Women from Japanese families report fewer menopausal hot flashes than Americans, suggests a UMass study. A possible reason? A Japanese diet often includes a lot soy-rich foods like edamame and miso. Soy’s phytoestrogens may offset a hot flash–triggering drop in estrogen; as a result, some women find that eating a diet high in phytoestrogens helps tame their menopausal symptoms. (Note: Japanese-Americans also report fewer symptoms of many conditions as compared to people from other ethnic groups, so this finding should be taken with a grain of salt.) A study in Menopause additionally found that eating a low-fat, vegan diet and soybeans reduced the hot flashes of participants significantly. To get your soy fill, try eating a handful of dry roasted edamame or a cup of miso soup daily.
Nix vaginal dryness with yams.
Women in West Africa have used yams, a native staple in their cuisine, to ease vaginal dryness. Although there isn’t much research supporting this folkloric claim, a clinical trial with results published in the Journal of the American College of Nutrition found that replacing two thirds of a staple food with yam for 30 days improved the status of sex hormones, lipids, and antioxidants in participants.
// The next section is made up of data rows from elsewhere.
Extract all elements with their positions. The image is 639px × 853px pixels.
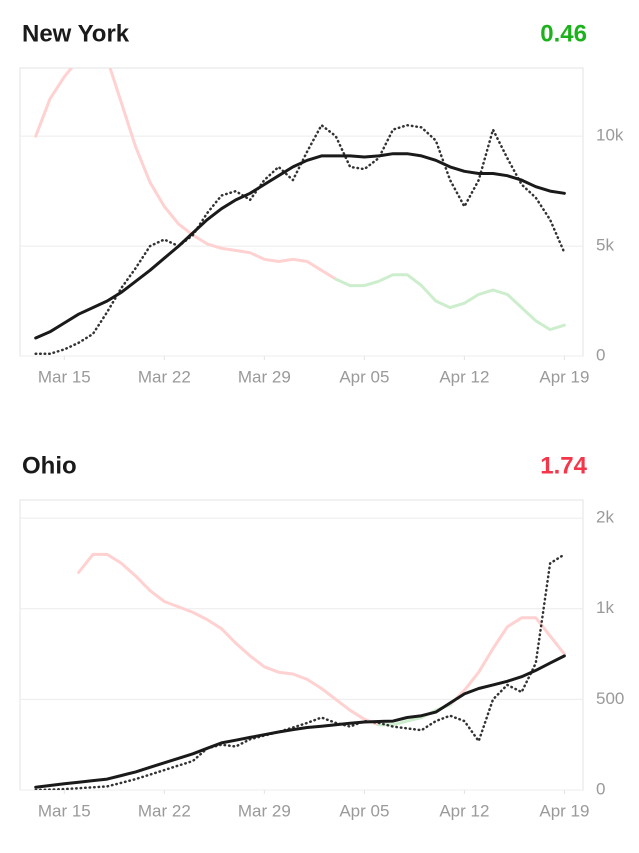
series-line bbox=[77, 552, 566, 727]
y-tick-label: 5k bbox=[596, 236, 614, 255]
x-tick-label: Apr 05 bbox=[339, 367, 389, 386]
rt-value: 1.74 bbox=[540, 452, 587, 479]
x-tick-label: Apr 19 bbox=[539, 367, 589, 386]
plot-frame bbox=[19, 67, 584, 357]
x-tick-label: Mar 29 bbox=[238, 801, 291, 820]
x-tick-label: Mar 22 bbox=[138, 801, 191, 820]
y-tick-label: 10k bbox=[596, 126, 624, 145]
x-tick-label: Apr 12 bbox=[439, 801, 489, 820]
x-tick-label: Apr 05 bbox=[339, 801, 389, 820]
x-tick-label: Apr 19 bbox=[539, 801, 589, 820]
series-line bbox=[34, 654, 566, 789]
x-tick-label: Mar 22 bbox=[138, 367, 191, 386]
rt-value: 0.46 bbox=[540, 20, 587, 47]
x-tick-label: Mar 15 bbox=[38, 801, 91, 820]
chart-title: New York bbox=[22, 20, 130, 47]
y-tick-label: 0 bbox=[596, 345, 605, 364]
y-tick-label: 500 bbox=[596, 689, 624, 708]
y-tick-label: 1k bbox=[596, 598, 614, 617]
x-tick-label: Mar 15 bbox=[38, 367, 91, 386]
series-line bbox=[34, 152, 566, 340]
series-line bbox=[34, 553, 566, 790]
y-tick-label: 0 bbox=[596, 779, 605, 798]
series-line bbox=[34, 123, 566, 356]
x-tick-label: Mar 29 bbox=[238, 367, 291, 386]
series-line bbox=[334, 273, 566, 332]
series-line bbox=[34, 68, 338, 281]
plot-frame bbox=[19, 499, 584, 791]
x-tick-label: Apr 12 bbox=[439, 367, 489, 386]
y-tick-label: 2k bbox=[596, 508, 614, 527]
chart-title: Ohio bbox=[22, 452, 77, 479]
Study authors say these effects might reduce the risk of breast cancer and cardiovascular diseases in postmenopausal women; plus, vaginal dryness in menopause is often caused by low hormone levels, so potentially increasing your levels with some yams can’t hurt — and they’re pretty tasty, to boot!
Speed-heal UTIs with hibiscus.
Hibiscus flowers grow in the Polynesian Islands, but their beauty isn’t their only purpose — they might also be plucked and brewed to improve urinary health during menopause. In a trial conducted by French scientists, the tropical flowers’ gossypetin (a flavonol) appeared to be effective at blocking bacteria from sticking to the urinary tract and bladder walls, cutting the risk of cystitis and recurrent UTIs.
Reverse a low libido with licorice.
The ancient Indian practice of eating licorice could help restore the higher levels of desire you had before menopause. A study published in Psychosomatic Medicine found licorice may increase arousal; additionally, the results of a study published in International Journal of Reproductive BioMedicine showed that the use of licorice vaginal cream had a positive effect on increasing the symptoms of sexual desire, lubrication, satisfaction, orgasm, pain relief, and arousal in participants. Credit may go to licorice’s phytoestrogen sterols, which mimic the body’s own sex hormones (estrogen and testosterone). One to try: Panda All Natural Soft Licorice (Buy from Amazon, $5.65).
Try the ginseng all-body solution.
A study published in The International Journal of Biomedical Science found taking 500 mg. of Peruvian ginseng (also known as maca) twice daily helped diminish symptoms such as night sweats, anxiety, and low libido for participating perimenopausal women. Maca may cut down the stress hormone cortisol that spikes with menopause, and it might also increase the production of symptom-taming estrogen and progesterone. One to try: NOW Foods Maca (Buy from Amazon, $29.99).
This content is not a substitute for professional medical advice or diagnosis. Always consult your physician before pursuing any treatment plan.